His name is on everyone's lips. Mark McEwen, risk-taker, creative entrepreneur and master of gastronomic taste, whose career I have been documenting for about twenty years, has taken a step of enormous magnitude. Once again he is spinning the wheels of fortune and has gone way downtown. Though McEwen dabbled at diversification in the past with Marketta at Ave and Dav, and the extraordinary Terra in the boonies of Thornhill, he has now dived in head first, no holds barred. The time is right.
ne can venture into the parking garage of the TD Centre or give your vehicle to the valet who waits on Wellington St. The entrance is impressive. The look is dramatic but not hard edged. Natural materials of wood, glass and water have been used sparingly, without the strain of compromise, to the best effect. Lighting is splendidly diffused and hidden and yet illuminates the space in a way that flatters the room and the clientele. Is the dark pool into which hang gilded chains illusion or reality? It would be easy to fill a column with the design details of Yabu Pushelberg's innovations, but I leave that to others. Even McEwen says, "it turned out better than I ever thought it would."
The two-story space has been utilized in such a way as to incorporate its assets and give us a fashionable environment without flamboyance. The 5,000 bottle wine cellar is a huge glassed in column with it's own specially designed ladder-a vintners dream. A vast skylight has become the bar and lounge. Enough said. Go, and see for yourself.
What shall we expect of Bymark's kitchen in these spiffy new digs? McEwen is too experienced and too smart for a menu of foofaras and furbelows that will leave us gasping with amazement. He passed through his sophomoric haute cuisine stage years ago. Now, like any mature artist, he knows the value of classic simplicity. He has edited the clutter from his menu and gives us excellence, delectability and uncompromising perfection. All done in plainspeak. His downtown clientele, who have eaten and drunk everywhere, appreciate the wit and elegance of the menu. Forgotten your reading glasses? Staff brings a selection of two pair-in a folded napkin. Obviously, Bymark has captured the shine of the times.
With his restaurant chef Brooke McDougal, who he'd mentored at North 44, each dish has been rehearsed and perfected. Seared tuna sashimi tops a moulded stack of chopped avocado, watercress, sweet onion and endive and has all the fresh taste of land and sea, sacrificing nothing to the Japanese Yuzu/Soy dressing. A suggested glass of Sancerre works with the grain. Fat slices of foie gras terrine come with roasted tart apple sections, stewed figs, and coarse sea salt for a flavour hit, and with a tasting glass (about 3 oz) of the recommended Thirty Bench Late Harvest Riesling, this is a superb appetizer.

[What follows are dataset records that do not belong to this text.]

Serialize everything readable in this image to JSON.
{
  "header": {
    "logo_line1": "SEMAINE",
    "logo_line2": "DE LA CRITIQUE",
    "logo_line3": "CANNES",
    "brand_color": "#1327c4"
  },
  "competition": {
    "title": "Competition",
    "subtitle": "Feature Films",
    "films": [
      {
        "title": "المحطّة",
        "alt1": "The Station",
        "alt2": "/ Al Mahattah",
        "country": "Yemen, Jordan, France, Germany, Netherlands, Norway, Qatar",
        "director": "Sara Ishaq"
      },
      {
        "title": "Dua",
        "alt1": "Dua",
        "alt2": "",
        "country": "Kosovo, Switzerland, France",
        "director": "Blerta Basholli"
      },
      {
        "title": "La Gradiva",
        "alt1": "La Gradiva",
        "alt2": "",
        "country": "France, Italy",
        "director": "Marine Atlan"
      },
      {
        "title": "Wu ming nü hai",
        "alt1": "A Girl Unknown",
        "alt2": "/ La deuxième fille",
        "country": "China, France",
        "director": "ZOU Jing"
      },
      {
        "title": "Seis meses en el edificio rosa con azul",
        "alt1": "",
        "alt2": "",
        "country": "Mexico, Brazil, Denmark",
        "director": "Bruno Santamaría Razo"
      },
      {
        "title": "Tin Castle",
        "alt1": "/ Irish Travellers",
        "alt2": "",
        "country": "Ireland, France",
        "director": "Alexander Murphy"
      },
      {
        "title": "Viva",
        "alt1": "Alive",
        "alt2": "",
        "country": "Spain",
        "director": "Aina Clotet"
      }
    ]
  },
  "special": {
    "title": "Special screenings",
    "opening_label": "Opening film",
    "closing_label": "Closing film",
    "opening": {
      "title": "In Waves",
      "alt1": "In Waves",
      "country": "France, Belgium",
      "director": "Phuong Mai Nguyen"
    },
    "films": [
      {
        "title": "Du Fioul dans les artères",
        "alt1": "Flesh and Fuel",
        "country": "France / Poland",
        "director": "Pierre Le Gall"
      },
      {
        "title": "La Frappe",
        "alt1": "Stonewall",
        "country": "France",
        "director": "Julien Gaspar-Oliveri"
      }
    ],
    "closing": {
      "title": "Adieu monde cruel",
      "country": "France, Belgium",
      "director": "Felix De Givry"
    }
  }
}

Here's news. Glamorous people like garlic. Especially when it's blanched and minced into pesto with citrus and herbs and blankets three exquisite chops of rack of lamb. It is no easy task to find a supplier of Canadian lamb who is consistently excellent and has supplies available. Usually, restaurant lamb is from the Antipodes or the U.S. McEwen's lamb is fine-textured, flavourful and perfectly trimmed. The recommended Cabernet Franc truly hits the mark. Beautiful food indeed is the roasted east coast striped seabass that perches atop a plateau of field mushrooms and leeks. Some oceanic friends, prawns and mussels, echo the seafood theme.
An extravagant array of desserts tempts us to distraction. Searching for something light, we are thrilled with the soft centre meringue, a huge puffball with vanilla cream spilling from its centre, with tropical fruits and tart/sweet passion fruit.
McEwen's halogen personality is much in evidence in the 105 seat dining room, as he follows the restaurateurs' first rule: make everyone feel welcome and important. We do, and we will return to the siren call of the city's new best place.